Chew Over These On Tuesday Morning – February 17, 2015

Noted for your Tuesday morning procrastinations. Here is what I found around the net on Monday and Tuesday morning. Hope you too will find these interesting.

  1. Greek Talks With Euro-Area Finance Ministers Break Up – “As talks collapse at the Eurogroup today, Greece finds itself now closer to a new bankruptcy within the Euro and potentially” leaving the currency union, Nicholas Economides, professor of economics at Stern Business School, New York University, said in an e-mail. “Greece could run out of money in March and the European Central Bank could suspend its assistance to Greek banks after Feb. 28, leading to their collapse.”
  2. Greek crisis talks collapse in acrimony as Syriza defies EMU – Berkeley professor Barry Eichengreen, a leading currency expert, said Europe would pay a “very high price” if Greece is ejected from the euro. “I wouldn’t invest a single penny in Europe. The risks are too big,” he said. “It would engulf other countries. Once Portuguese families or Spanish businessmen see that euros have turned back into drachma, they are going to pull their money out of their accounts. That could turn into a bank run. Investors would then start to speculate on who the next exit candidate would be. It would undermine the whole euro project. Sticking to the rules is not a worthwhile concept when the rules are leading straight into catastrophe,” he told Die Welt.
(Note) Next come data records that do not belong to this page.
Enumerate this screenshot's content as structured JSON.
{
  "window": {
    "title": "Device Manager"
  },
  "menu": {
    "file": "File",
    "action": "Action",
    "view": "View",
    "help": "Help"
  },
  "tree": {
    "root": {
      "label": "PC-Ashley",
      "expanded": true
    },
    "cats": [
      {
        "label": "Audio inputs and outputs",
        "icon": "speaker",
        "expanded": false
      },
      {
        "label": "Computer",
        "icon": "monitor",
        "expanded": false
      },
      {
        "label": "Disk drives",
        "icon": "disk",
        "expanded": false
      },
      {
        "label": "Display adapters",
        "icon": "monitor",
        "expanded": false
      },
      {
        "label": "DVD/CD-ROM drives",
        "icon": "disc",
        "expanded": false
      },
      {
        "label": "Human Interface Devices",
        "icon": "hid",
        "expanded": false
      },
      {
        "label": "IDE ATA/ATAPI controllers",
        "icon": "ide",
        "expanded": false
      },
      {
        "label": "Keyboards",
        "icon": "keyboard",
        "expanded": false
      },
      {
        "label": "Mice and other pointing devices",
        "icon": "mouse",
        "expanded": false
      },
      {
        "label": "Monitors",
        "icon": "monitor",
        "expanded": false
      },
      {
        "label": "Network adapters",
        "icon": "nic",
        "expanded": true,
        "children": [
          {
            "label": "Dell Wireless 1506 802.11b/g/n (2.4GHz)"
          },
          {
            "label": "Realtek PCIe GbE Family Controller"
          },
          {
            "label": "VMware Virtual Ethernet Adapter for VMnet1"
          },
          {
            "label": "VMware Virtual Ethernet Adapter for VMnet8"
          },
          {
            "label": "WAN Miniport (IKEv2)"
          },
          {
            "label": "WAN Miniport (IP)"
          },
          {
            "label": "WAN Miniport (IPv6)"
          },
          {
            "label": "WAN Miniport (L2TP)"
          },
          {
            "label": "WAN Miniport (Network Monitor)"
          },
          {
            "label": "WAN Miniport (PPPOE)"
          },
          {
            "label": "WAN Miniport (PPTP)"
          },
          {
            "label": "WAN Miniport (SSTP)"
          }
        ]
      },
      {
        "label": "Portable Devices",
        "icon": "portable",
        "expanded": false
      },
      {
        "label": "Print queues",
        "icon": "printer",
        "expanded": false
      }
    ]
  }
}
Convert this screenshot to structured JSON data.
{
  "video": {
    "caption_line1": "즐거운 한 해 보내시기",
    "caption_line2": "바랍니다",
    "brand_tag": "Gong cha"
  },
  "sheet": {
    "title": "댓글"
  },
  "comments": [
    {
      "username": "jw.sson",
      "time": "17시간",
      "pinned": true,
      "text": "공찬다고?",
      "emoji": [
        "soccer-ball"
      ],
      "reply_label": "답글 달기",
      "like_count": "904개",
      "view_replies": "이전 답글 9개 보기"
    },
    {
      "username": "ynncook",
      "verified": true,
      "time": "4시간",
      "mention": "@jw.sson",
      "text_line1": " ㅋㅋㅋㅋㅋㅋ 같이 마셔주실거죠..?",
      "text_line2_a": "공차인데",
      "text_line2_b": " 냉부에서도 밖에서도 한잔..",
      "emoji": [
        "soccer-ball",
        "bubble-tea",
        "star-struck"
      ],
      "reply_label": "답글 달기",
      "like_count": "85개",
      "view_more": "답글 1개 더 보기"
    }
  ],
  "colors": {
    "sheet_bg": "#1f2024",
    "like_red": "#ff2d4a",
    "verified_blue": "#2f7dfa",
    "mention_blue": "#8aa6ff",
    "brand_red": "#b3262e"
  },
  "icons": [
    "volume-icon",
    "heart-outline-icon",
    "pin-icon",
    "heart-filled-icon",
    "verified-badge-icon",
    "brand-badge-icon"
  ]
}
  3. U.S. Embedded Spyware Overseas, Report Claims – Some of the implants burrow so deep into the computer systems, Kaspersky said, that they infect the “firmware,” the embedded software that preps the computer’s hardware before the operating system starts. It is beyond the reach of existing antivirus products and most security controls, Kaspersky reported, making it virtually impossible to wipe out.
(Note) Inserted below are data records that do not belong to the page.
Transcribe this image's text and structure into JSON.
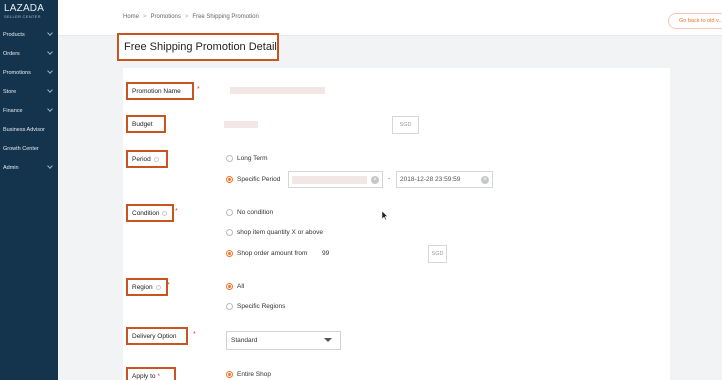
{
  "sidebar": {
    "logo": "LAZADA",
    "logo_sub": "SELLER CENTER",
    "items": [
      {
        "label": "Products",
        "has_children": true
      },
      {
        "label": "Orders",
        "has_children": true
      },
      {
        "label": "Promotions",
        "has_children": true
      },
      {
        "label": "Store",
        "has_children": true
      },
      {
        "label": "Finance",
        "has_children": true
      },
      {
        "label": "Business Advisor",
        "has_children": false
      },
      {
        "label": "Growth Center",
        "has_children": false
      },
      {
        "label": "Admin",
        "has_children": true
      }
    ]
  },
  "breadcrumb": [
    "Home",
    "Promotions",
    "Free Shipping Promotion"
  ],
  "back_button": "Go back to old v...",
  "page_title": "Free Shipping Promotion Detail",
  "form": {
    "promotion_name_label": "Promotion Name",
    "budget_label": "Budget",
    "budget_unit": "SGD",
    "period_label": "Period",
    "period_options": [
      "Long Term",
      "Specific Period"
    ],
    "period_selected": "Specific Period",
    "period_end_value": "2018-12-28 23:59:59",
    "condition_label": "Condition",
    "condition_options": [
      "No condition",
      "shop item quantity X or above",
      "Shop order amount from"
    ],
    "condition_selected": "Shop order amount from",
    "order_amount_value": "99",
    "order_amount_unit": "SGD",
    "region_label": "Region",
    "region_options": [
      "All",
      "Specific Regions"
    ],
    "region_selected": "All",
    "delivery_label": "Delivery Option",
    "delivery_value": "Standard",
    "apply_to_label": "Apply to",
    "apply_to_option": "Entire Shop"
  },
  "colors": {
    "sidebar_bg": "#14344e",
    "highlight_border": "#c8541f",
    "accent": "#f57224"
  }
}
  4. RBA Cut as China Commodity, Local Consumption Doubts Remain – The Reserve Bank of Australia said doubts about a pickup in domestic spending and China’s appetite for raw materials prompted this month’s decision to lower interest rates, and reiterated that the Aussie dollar remains too high.
  5. Motley Fool: The world’s most successful company – By unit sales, tobacco is one of the least successful Americans industries of the last 30 years. Add to it that tobacco advertising has been largely banned there for more than a decade, and legal settlements have cost the industry billions. It’s amazing tobacco has been able to produce any returns, let alone the highest in American history.
  6. Correcting China’s slowing economy and fast-rising uncertainty a daunting task – For the last 12 years, the PBOC has faced exactly the opposite problem: what to do with all the cash flooding into the country as Tokyo, Washington and Frankfurt slashed rates. That pumped up China’s money supply and required some fancy monetary footwork from Zhou, who had to introduce special securities to mop up liquidity. Now, with the dollar is rising and the yuan coming under pressure, incentives to move money out of China are growing. The government’s anti-graft crackdown is adding to the problem, as crooked cadres scramble to shift their ill-gotten gains abroad.
  7. The Drug That Is Bankrupting America – Here is the background. Sofosbuvir was developed under the leadership of Prof. Raymond Schinazi, a brilliant professor of biochemistry at Emory University. The U.S. Government heavily funded Prof. Schinazi’s research, with major grants from the National Institutes of Health (NIH) and support from the Veterans Administration. Like many academic researchers, Schinazi has frequently parlayed his government grants into private companies to market his discoveries. He set up Pharmasset Inc. as a Delaware corporation in 2004 as his business to develop sofosbuvir and hold the patents on the new prospective drug.
  8. Bloomberg vs. The Economist: Whence the Difference of Opinion? – In fact, many sophisticated Europeans and Americans share the basic Russian view of the situation.  They see the campaign to expand NATO to Russia’s southern borders as the fundamental cause of Ukrainian civil war.  Essentially this seems to be the Bloomberg View.
  9. Have an opinion about string theory? How about macroeconomics? – Perhaps because people can immediately recognize that fields like physics and biochemistry are way over their heads, but macro looks deceptively simple. Macro uses a lot of terms like money, saving, interest rates, investment, income, demand, unemployment, inflation, exchange rates, debt, deficits, etc., that seem to correspond to things in our everyday experience. And we obviously do have opinions on things in our everyday experience. And we are entitled to those opinions. But in fact almost none of these terms mean the same thing in macro as in everyday life. Commenters are often puzzled by the S=I identity. How can it be an identity if I were to decide to put some money under my mattress and yet investment did not rise at that same moment? They don’t realize that putting money under your mattress is not what macroeconomists mean by saving.
  10. Goldman: Here’s Why Oil Crashed—and Why Lower Prices Are Here to Stay – Goldman Sachs released an intriguing analysis on Wednesday that shows what many already suspected: The big culprit in the oil crash has been an abundance of oil flooding the market. A massive supply shock in the second half of last year accounted for most of the decline. In December and January, slowing demand contributed to the continued sell-off. Goldman was able to quantify these effects.